Так и случилось. Милиционер куда-то увел растерявшегося старика, и больше мальчик его не видел.

(…приходи ко мне!..)

(… я покажу тебе то же самое… только с рыбками!..)

(…какой получается звук, когда внутри светлячки!..)

Паренек вновь и вновь прокручивал в своей памяти фразы странного горбуна. При этом и думать забыл о том, что его давно ищут…

Встревоженные родители нашли его спустя час. Вместо того чтобы с радостными воплями кинуться на шею папе с мамой, он лишь таинственно улыбнулся.

В эту ночь ему снились бабочки, и они были громадными. Тяжело хлопая гигантскими крыльями, они парили по кругу в его комнате, и после каждого взмаха на кровать мальчика летели брызги крови.

Он помнил о словах старика насчет домика возле лодочной станции. Под надуманным предлогом ему удалось уговорить папу разыскать пресловутую станцию. Неподалеку от нее действительно стояла дышавшая на ладан развалюха, которую назвать домом можно было с большой натяжкой. К разочарованию мальчика, хибара была заперта на замок.

Не было старика и на рынке, хотя мальчик почти каждый день уговаривал родителей заглянуть туда, чтобы купить фруктов или орешков…

Веста замолчала, слегка наклонив голову в сторону колонок, из которых внезапно зазвучала виолончель.
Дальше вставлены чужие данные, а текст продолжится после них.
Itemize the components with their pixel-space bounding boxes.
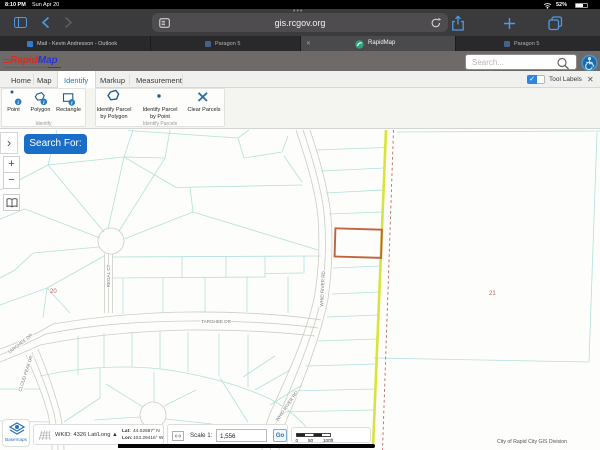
- svg-text:21: 21: [489, 291, 496, 297]
- svg-text:TARGHEE DR: TARGHEE DR: [201, 319, 231, 324]
- svg-text:REGAL CT: REGAL CT: [106, 264, 111, 287]
- svg-text:20: 20: [50, 289, 57, 295]
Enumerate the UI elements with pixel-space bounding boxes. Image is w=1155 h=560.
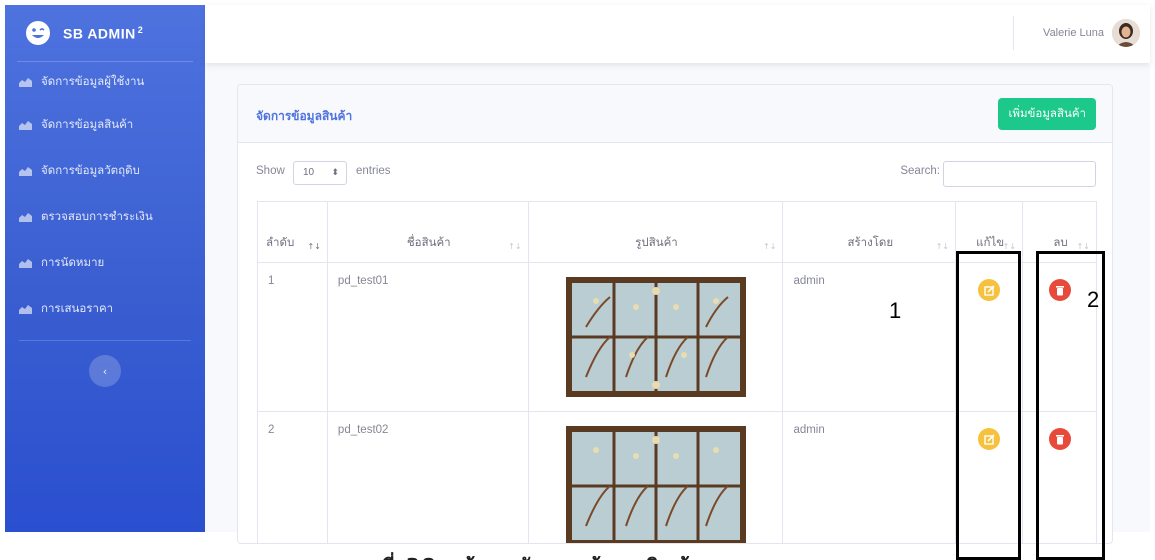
- cell-name: pd_test02: [326, 411, 529, 543]
- sidebar-divider-bottom: [19, 340, 191, 341]
- sort-icon: ↑↓: [763, 242, 777, 251]
- column-header-created-by[interactable]: สร้างโดย ↑↓: [782, 201, 957, 263]
- card-title: จัดการข้อมูลสินค้า: [256, 109, 353, 123]
- sidebar: SB ADMIN 2 จัดการข้อมูลผู้ใช้งาน จัดการข้อ…: [5, 5, 205, 532]
- chart-area-icon: [19, 121, 32, 130]
- sort-icon: ↑↓: [1076, 242, 1090, 251]
- product-image: [565, 426, 746, 543]
- user-name[interactable]: Valerie Luna: [1043, 27, 1104, 39]
- entries-length-value: 10: [303, 167, 315, 178]
- column-header-image[interactable]: รูปสินค้า ↑↓: [527, 201, 784, 263]
- sidebar-brand[interactable]: SB ADMIN 2: [5, 5, 205, 61]
- sidebar-item-1[interactable]: จัดการข้อมูลผู้ใช้งาน: [5, 62, 205, 102]
- brand-name: SB ADMIN 2: [63, 24, 144, 42]
- search-label: Search:: [900, 165, 940, 177]
- cell-created-by: admin: [782, 262, 957, 412]
- search-input[interactable]: [943, 161, 1096, 187]
- chevron-left-icon: ‹: [102, 364, 108, 378]
- chart-area-icon: [19, 213, 32, 222]
- sort-asc-icon: ↑↓: [307, 242, 321, 251]
- sidebar-item-label: จัดการข้อมูลวัตถุดิบ: [41, 163, 140, 177]
- sidebar-item-label: การเสนอราคา: [41, 301, 114, 315]
- table-controls: Show 10 ⬍ entries Search:: [238, 143, 1112, 198]
- topbar: Valerie Luna: [205, 5, 1150, 63]
- cell-no: 2: [257, 411, 328, 543]
- sidebar-toggle-button[interactable]: ‹: [89, 355, 121, 387]
- sort-icon: ↑↓: [508, 242, 522, 251]
- sidebar-item-label: จัดการข้อมูลสินค้า: [41, 117, 134, 131]
- column-header-no[interactable]: ลำดับ ↑↓: [257, 201, 328, 263]
- annotation-box-edit: [956, 251, 1021, 560]
- chart-area-icon: [19, 259, 32, 268]
- sidebar-item-3[interactable]: จัดการข้อมูลวัตถุดิบ: [5, 148, 205, 194]
- annotation-label-2: 2: [1087, 287, 1100, 312]
- figure-caption: ภาพที่ 38 หน้าจอจัดการข้อมูลสินค้า: [338, 538, 738, 560]
- entries-label: entries: [356, 165, 391, 177]
- cell-name: pd_test01: [326, 262, 529, 412]
- cell-image: [527, 262, 784, 412]
- sidebar-item-5[interactable]: การนัดหมาย: [5, 240, 205, 286]
- entries-length-select[interactable]: 10 ⬍: [293, 161, 347, 185]
- sort-icon: ↑↓: [1002, 242, 1017, 251]
- chart-area-icon: [19, 78, 32, 87]
- avatar-image: [1112, 19, 1140, 47]
- sidebar-nav: จัดการข้อมูลผู้ใช้งานจัดการข้อมูลสินค้าจ…: [5, 62, 205, 332]
- cell-created-by: admin: [782, 411, 957, 543]
- cell-image: [527, 411, 784, 543]
- select-arrows-icon: ⬍: [331, 167, 339, 177]
- annotation-label-1: 1: [889, 298, 902, 323]
- show-label: Show: [256, 165, 285, 177]
- cell-no: 1: [257, 262, 328, 412]
- card-header: จัดการข้อมูลสินค้า เพิ่มข้อมูลสินค้า: [238, 85, 1112, 143]
- sort-icon: ↑↓: [935, 242, 950, 251]
- avatar[interactable]: [1112, 19, 1140, 47]
- chart-area-icon: [19, 305, 32, 314]
- sidebar-item-2[interactable]: จัดการข้อมูลสินค้า: [5, 102, 205, 148]
- sidebar-item-4[interactable]: ตรวจสอบการชำระเงิน: [5, 194, 205, 240]
- chart-area-icon: [19, 167, 32, 176]
- laugh-wink-icon: [26, 21, 50, 45]
- sidebar-item-label: การนัดหมาย: [41, 255, 105, 269]
- topbar-divider: [1013, 16, 1014, 50]
- column-header-name[interactable]: ชื่อสินค้า ↑↓: [326, 201, 529, 263]
- product-image: [565, 277, 746, 397]
- add-product-button[interactable]: เพิ่มข้อมูลสินค้า: [998, 98, 1096, 130]
- sidebar-item-6[interactable]: การเสนอราคา: [5, 286, 205, 332]
- sidebar-item-label: ตรวจสอบการชำระเงิน: [41, 209, 153, 223]
- sidebar-item-label: จัดการข้อมูลผู้ใช้งาน: [41, 74, 145, 88]
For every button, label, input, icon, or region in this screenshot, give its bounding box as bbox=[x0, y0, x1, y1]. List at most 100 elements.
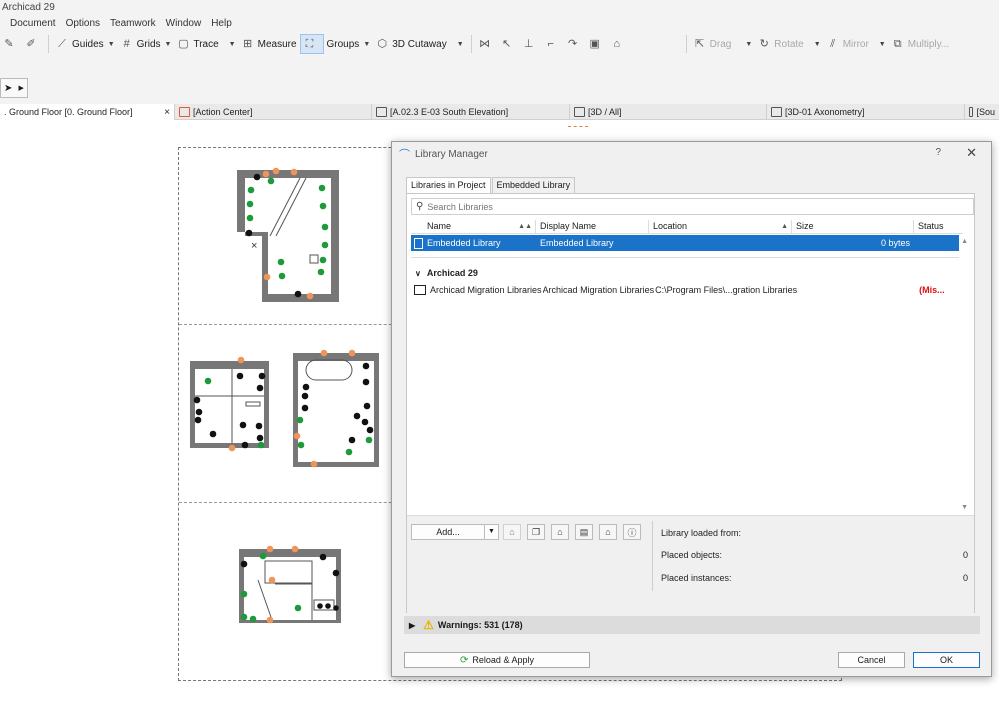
column-name[interactable]: Name ▲▲ bbox=[423, 220, 536, 233]
scroll-down-icon[interactable]: ▼ bbox=[961, 504, 968, 511]
eyedropper-button[interactable]: ✐ bbox=[22, 34, 44, 54]
search-input[interactable] bbox=[427, 201, 948, 212]
fillet-button[interactable]: ⌐ bbox=[542, 34, 564, 54]
duplicate-icon: ❐ bbox=[531, 526, 541, 537]
remove-library-button[interactable]: ⌂ bbox=[503, 524, 521, 540]
add-library-button[interactable]: Add... ▼ bbox=[411, 524, 499, 540]
view-tabs: . Ground Floor [0. Ground Floor] × [Acti… bbox=[0, 104, 999, 120]
tab-south[interactable]: [Sou bbox=[965, 104, 999, 120]
cancel-button[interactable]: Cancel bbox=[838, 652, 905, 668]
reload-apply-button[interactable]: ⟳ Reload & Apply bbox=[404, 652, 590, 668]
tab-libraries-in-project[interactable]: Libraries in Project bbox=[406, 177, 491, 193]
drag-button[interactable]: ⇱ Drag ▼ bbox=[691, 34, 756, 54]
search-box: ⚲ bbox=[411, 198, 974, 215]
mirror-button[interactable]: ⫽ Mirror ▼ bbox=[824, 34, 889, 54]
floor-plan-1: × bbox=[237, 167, 339, 302]
library-report-button[interactable]: ▤ bbox=[575, 524, 593, 540]
explode-button[interactable]: ▣ bbox=[586, 34, 608, 54]
placed-instances-label: Placed instances: bbox=[661, 573, 732, 583]
chevron-down-icon[interactable]: ▼ bbox=[879, 41, 886, 48]
chevron-right-icon: ▶ bbox=[18, 85, 24, 92]
menu-help[interactable]: Help bbox=[206, 17, 237, 31]
menu-teamwork[interactable]: Teamwork bbox=[105, 17, 161, 31]
split-button[interactable]: ⋈ bbox=[476, 34, 498, 54]
placed-objects-label: Placed objects: bbox=[661, 550, 723, 560]
column-display-name[interactable]: Display Name bbox=[536, 220, 649, 233]
dialog-tabs: Libraries in Project Embedded Library bbox=[406, 177, 576, 193]
group-divider bbox=[411, 257, 959, 258]
tab-action-center[interactable]: [Action Center] bbox=[175, 104, 372, 120]
chevron-down-icon[interactable]: ▼ bbox=[484, 525, 498, 539]
chevron-down-icon[interactable]: ▼ bbox=[108, 41, 115, 48]
arrow-cursor-icon: ➤ bbox=[4, 82, 13, 94]
library-bundle-button[interactable]: ⌂ bbox=[599, 524, 617, 540]
guides-icon: ⟋ bbox=[58, 38, 66, 50]
guides-button[interactable]: ⟋ Guides ▼ bbox=[53, 34, 118, 54]
tab-axonometry[interactable]: [3D-01 Axonometry] bbox=[767, 104, 965, 120]
column-status[interactable]: Status bbox=[914, 220, 963, 233]
curve-button[interactable]: ↷ bbox=[564, 34, 586, 54]
cutaway-button[interactable]: ⬡ 3D Cutaway ▼ bbox=[373, 34, 466, 54]
cutaway-icon: ⬡ bbox=[377, 38, 388, 50]
table-row-selected[interactable]: Embedded Library Embedded Library 0 byte… bbox=[411, 235, 959, 251]
tab-label: [A.02.3 E-03 South Elevation] bbox=[390, 107, 509, 117]
chevron-down-icon[interactable]: ▼ bbox=[457, 41, 464, 48]
rotate-label: Rotate bbox=[774, 38, 804, 50]
measure-button[interactable]: ⊞ Measure bbox=[239, 34, 300, 54]
rotate-icon: ↻ bbox=[759, 38, 769, 50]
cell-display-name: Embedded Library bbox=[540, 238, 614, 248]
placed-objects-value: 0 bbox=[962, 550, 968, 560]
trace-icon: ▢ bbox=[178, 38, 189, 50]
close-icon[interactable]: ✕ bbox=[966, 145, 977, 161]
tab-south-elevation[interactable]: [A.02.3 E-03 South Elevation] bbox=[372, 104, 570, 120]
groups-button[interactable]: ⛶ bbox=[299, 34, 324, 54]
roof-button[interactable]: ⌂ bbox=[608, 34, 630, 54]
rotate-button[interactable]: ↻ Rotate ▼ bbox=[755, 34, 823, 54]
toolbar-separator bbox=[470, 35, 472, 53]
pen-tool-button[interactable]: ✎ bbox=[0, 34, 22, 54]
menu-options[interactable]: Options bbox=[61, 17, 105, 31]
table-row[interactable]: Archicad Migration Libraries Archicad Mi… bbox=[411, 282, 959, 298]
explode-icon: ▣ bbox=[589, 38, 600, 50]
measure-label: Measure bbox=[257, 38, 297, 50]
group-header[interactable]: ∨ Archicad 29 bbox=[415, 268, 478, 278]
close-icon[interactable]: × bbox=[136, 107, 170, 118]
column-label: Name bbox=[427, 221, 452, 231]
ruler-icon: ⊞ bbox=[243, 38, 253, 50]
dialog-titlebar[interactable]: ⌒ Library Manager bbox=[392, 142, 991, 166]
info-icon: ⓘ bbox=[627, 527, 637, 538]
adjust-button[interactable]: ↖ bbox=[498, 34, 520, 54]
group-label: Archicad 29 bbox=[426, 268, 478, 278]
chevron-down-icon[interactable]: ▼ bbox=[229, 41, 236, 48]
cell-status: (Mis... bbox=[919, 285, 945, 295]
sort-arrow-icon: ▲ bbox=[781, 223, 788, 230]
arrow-tool-button[interactable]: ➤ ▶ bbox=[0, 78, 28, 98]
tab-embedded-library[interactable]: Embedded Library bbox=[491, 177, 576, 193]
tab-3d-all[interactable]: [3D / All] bbox=[570, 104, 767, 120]
search-icon: ⚲ bbox=[416, 201, 424, 212]
scroll-up-icon[interactable]: ▲ bbox=[961, 238, 968, 245]
chevron-down-icon[interactable]: ▼ bbox=[165, 41, 172, 48]
groups-menu[interactable]: Groups ▼ bbox=[324, 34, 374, 54]
duplicate-library-button[interactable]: ❐ bbox=[527, 524, 545, 540]
info-button[interactable]: ⓘ bbox=[623, 524, 641, 540]
column-size[interactable]: Size bbox=[792, 220, 914, 233]
multiply-button[interactable]: ⧉ Multiply... bbox=[889, 34, 953, 54]
warnings-panel[interactable]: ▶ ⚠ Warnings: 531 (178) bbox=[404, 616, 980, 634]
menu-document[interactable]: Document bbox=[0, 17, 61, 31]
chevron-down-icon[interactable]: ▼ bbox=[745, 41, 752, 48]
cell-name: Embedded Library bbox=[427, 238, 501, 248]
column-location[interactable]: Location ▲ bbox=[649, 220, 792, 233]
column-label: Status bbox=[918, 221, 944, 231]
grids-button[interactable]: # Grids ▼ bbox=[118, 34, 175, 54]
ok-button[interactable]: OK bbox=[913, 652, 980, 668]
chevron-down-icon[interactable]: ▼ bbox=[363, 41, 370, 48]
trace-button[interactable]: ▢ Trace ▼ bbox=[174, 34, 238, 54]
library-settings-button[interactable]: ⌂ bbox=[551, 524, 569, 540]
chevron-down-icon[interactable]: ▼ bbox=[814, 41, 821, 48]
multiply-icon: ⧉ bbox=[893, 38, 902, 50]
tab-ground-floor[interactable]: . Ground Floor [0. Ground Floor] × bbox=[0, 104, 175, 120]
menu-window[interactable]: Window bbox=[161, 17, 207, 31]
help-button[interactable]: ? bbox=[935, 147, 941, 158]
elevate-button[interactable]: ⊥ bbox=[520, 34, 542, 54]
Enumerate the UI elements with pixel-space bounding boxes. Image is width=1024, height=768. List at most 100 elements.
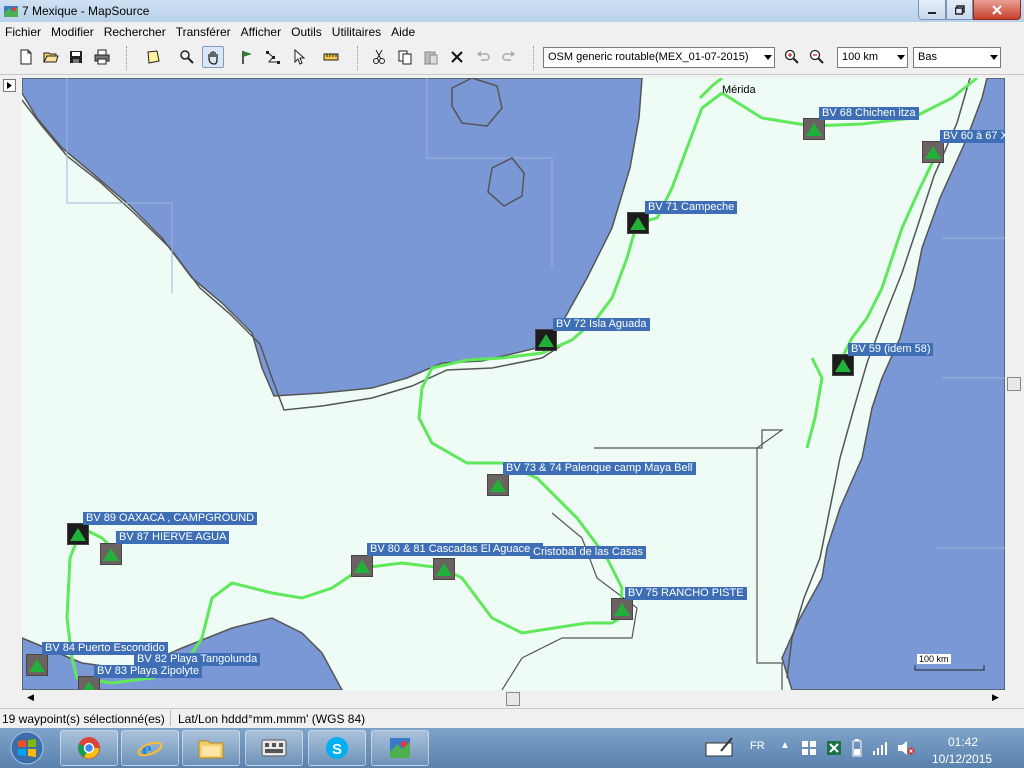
spreadsheet-icon: [827, 741, 841, 755]
waypoint-triangle-icon: [29, 658, 45, 672]
pan-tool[interactable]: [202, 46, 224, 68]
clock-date[interactable]: 10/12/2015: [932, 752, 992, 766]
status-divider: [170, 710, 171, 726]
waypoint-label[interactable]: BV 80 & 81 Cascadas El Aguacero: [367, 543, 543, 556]
menu-outils[interactable]: Outils: [286, 22, 327, 42]
waypoint-marker[interactable]: [627, 212, 649, 234]
waypoint-triangle-icon: [70, 527, 86, 541]
waypoint-label[interactable]: BV 75 RANCHO PISTE: [625, 587, 747, 600]
waypoint-marker[interactable]: [78, 676, 100, 690]
copy-button[interactable]: [394, 46, 416, 68]
maximize-button[interactable]: [946, 0, 973, 20]
action-center-tray[interactable]: [801, 740, 817, 759]
map-product-select[interactable]: OSM generic routable(MEX_01-07-2015): [543, 47, 775, 68]
delete-button[interactable]: [446, 46, 468, 68]
zoom-tool[interactable]: [176, 46, 198, 68]
route-icon: [266, 51, 280, 64]
clock-time[interactable]: 01:42: [948, 735, 978, 749]
taskbar-app-grid[interactable]: [245, 730, 303, 766]
waypoint-marker[interactable]: [26, 654, 48, 676]
zoom-scale-value: 100 km: [842, 51, 879, 63]
flag-icon: [242, 51, 252, 64]
waypoint-label[interactable]: BV 71 Campeche: [645, 201, 738, 214]
start-button[interactable]: [4, 729, 50, 767]
print-button[interactable]: [91, 46, 113, 68]
zoom-tool-icon: [180, 50, 194, 64]
cut-button[interactable]: [368, 46, 390, 68]
map-scale-label: 100 km: [917, 654, 951, 664]
zoom-in-button[interactable]: [781, 46, 803, 68]
map-product-value: OSM generic routable(MEX_01-07-2015): [548, 51, 749, 63]
waypoint-label[interactable]: BV 73 & 74 Palenque camp Maya Bell: [503, 462, 696, 475]
title-bar: [0, 0, 1024, 23]
redo-button[interactable]: [498, 46, 520, 68]
horizontal-scroll-thumb[interactable]: [506, 692, 520, 706]
waypoint-marker[interactable]: [803, 118, 825, 140]
taskbar-skype[interactable]: S: [308, 730, 366, 766]
menu-rechercher[interactable]: Rechercher: [99, 22, 171, 42]
waypoint-triangle-icon: [630, 216, 646, 230]
delete-x-icon: [451, 51, 463, 63]
mapsource-app-icon[interactable]: [3, 3, 19, 19]
select-tool[interactable]: [288, 46, 310, 68]
waypoint-marker[interactable]: [433, 558, 455, 580]
menu-bar: Fichier Modifier Rechercher Transférer A…: [0, 22, 1024, 42]
scroll-left-arrow-icon[interactable]: ◀: [27, 692, 34, 703]
undo-button[interactable]: [472, 46, 494, 68]
taskbar-chrome[interactable]: [60, 730, 118, 766]
waypoint-label[interactable]: BV 87 HIERVE AGUA: [116, 531, 230, 544]
waypoint-marker[interactable]: [487, 474, 509, 496]
waypoint-label[interactable]: BV 72 Isla Aguada: [553, 318, 650, 331]
touch-keyboard-tray[interactable]: [705, 737, 735, 760]
select-region-tool[interactable]: [142, 46, 164, 68]
paste-button[interactable]: [420, 46, 442, 68]
taskbar-file-explorer[interactable]: [182, 730, 240, 766]
vertical-scroll-thumb[interactable]: [1007, 377, 1021, 391]
waypoint-label[interactable]: BV 83 Playa Zipolyte: [94, 665, 203, 678]
map-view[interactable]: Mérida BV 68 Chichen itza BV 60 à 67 X B…: [22, 78, 1005, 690]
measure-tool[interactable]: [320, 46, 342, 68]
taskbar-internet-explorer[interactable]: e: [121, 730, 179, 766]
waypoint-marker[interactable]: [67, 523, 89, 545]
taskbar-mapsource[interactable]: [371, 730, 429, 766]
show-hidden-icons-arrow[interactable]: ▲: [780, 740, 790, 751]
waypoint-marker[interactable]: [832, 354, 854, 376]
save-button[interactable]: [65, 46, 87, 68]
region-select-icon: [147, 50, 160, 64]
route-tool[interactable]: [262, 46, 284, 68]
battery-tray[interactable]: [852, 739, 862, 760]
waypoint-marker[interactable]: [922, 141, 944, 163]
waypoint-marker[interactable]: [535, 329, 557, 351]
toolbar-separator: [126, 46, 128, 70]
menu-utilitaires[interactable]: Utilitaires: [327, 22, 386, 42]
expand-panel-button[interactable]: [3, 79, 16, 92]
menu-transferer[interactable]: Transférer: [171, 22, 236, 42]
signal-tray[interactable]: [872, 740, 888, 759]
waypoint-label[interactable]: BV 89 OAXACA , CAMPGROUND: [83, 512, 258, 525]
waypoint-label[interactable]: BV 59 (idem 58): [848, 343, 934, 356]
waypoint-label[interactable]: BV 60 à 67 X: [940, 130, 1005, 143]
arrow-pointer-icon: [294, 49, 306, 65]
menu-fichier[interactable]: Fichier: [0, 22, 46, 42]
close-button[interactable]: [973, 0, 1021, 20]
detail-level-select[interactable]: Bas: [913, 47, 1001, 68]
dropdown-arrow-icon: [990, 55, 998, 60]
volume-tray[interactable]: [897, 740, 915, 759]
open-button[interactable]: [40, 46, 62, 68]
language-indicator[interactable]: FR: [750, 740, 765, 752]
scroll-right-arrow-icon[interactable]: ▶: [992, 692, 999, 703]
waypoint-marker[interactable]: [611, 598, 633, 620]
menu-aide[interactable]: Aide: [386, 22, 420, 42]
waypoint-label[interactable]: BV 68 Chichen itza: [819, 107, 919, 120]
waypoint-tool[interactable]: [236, 46, 258, 68]
zoom-scale-select[interactable]: 100 km: [837, 47, 908, 68]
waypoint-marker[interactable]: [100, 543, 122, 565]
menu-afficher[interactable]: Afficher: [236, 22, 286, 42]
minimize-button[interactable]: [918, 0, 946, 20]
menu-modifier[interactable]: Modifier: [46, 22, 99, 42]
waypoint-marker[interactable]: [351, 555, 373, 577]
zoom-out-button[interactable]: [806, 46, 828, 68]
excel-tray[interactable]: [826, 740, 842, 759]
new-button[interactable]: [15, 46, 37, 68]
waypoint-label[interactable]: Cristobal de las Casas: [530, 546, 647, 559]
— Не поверишь, но люди на концертах Сережи сходили с ума. Они рыдали, не в силах сдерживать слез, — мечтательно проговорила она. — Некоторые теряли сознание. Никто не оставался равнодушным, когда играл оркестр под его дирижированием. А когда он играл на виолончели… душа рвалась наружу! Наружу, как птица, долгое время запертая к тесной клетке!

Павел молчал с мрачным видом.

— Ты не хочешь подкрепиться? — задала она вопрос, повернувшись к супругу.

— Я?.. — заторможенно спросил тот.

— Ты. Уверена, ты проголодался. Просто твой пока организм не дает об этом знать.

Пока он собирался с мыслями, Веста встала и шагнула к холодильнику. Когда она вновь села перед мужчиной, в ее руках был черничный йогурт, круассан и толстый шмат ветчины.

— Я…

— Надо, Павлик. Кто знает, когда тебе еще удасться покушать? Давай, ам-ам, — улыбнувшись, сказала Веста, заталкивая в рот Павла круасан. — За маму, за папу. За меня. За свадебное путешествие. А потом мы продолжим рассказ.

— Ммм… — промычал тот, торопливо прожевывая слегка зачерствелый рогалик.

— Умничка, — похвалила она, когда Павел справился с круассаном. Зубами Веста сорвала защитную пленку с йогурта.

— Веста, я…

Женщина торопливо сунула под нос Павла ложку с йогуртом:

— Все потом. Когда я ем, я что? Правильно. Глух и нем. Прописная истина.

Павел послушно ел йогурт, искоса поглядывая на Весту. Его все еще не отпускало ощущение иррациональности происходящего. И хотя он понимал, что все зашло слишком далеко, в нем еще теплился уголек надежды, что рано или поздно Веста угомонится.

Да. Вероятно, когда-нибудь она развяжет его. Хотелось бы, чтобы это произошло прямо сейчас. А пока что придется слушать эту белиберду про чокнутых мальчиков и бабочек в банках…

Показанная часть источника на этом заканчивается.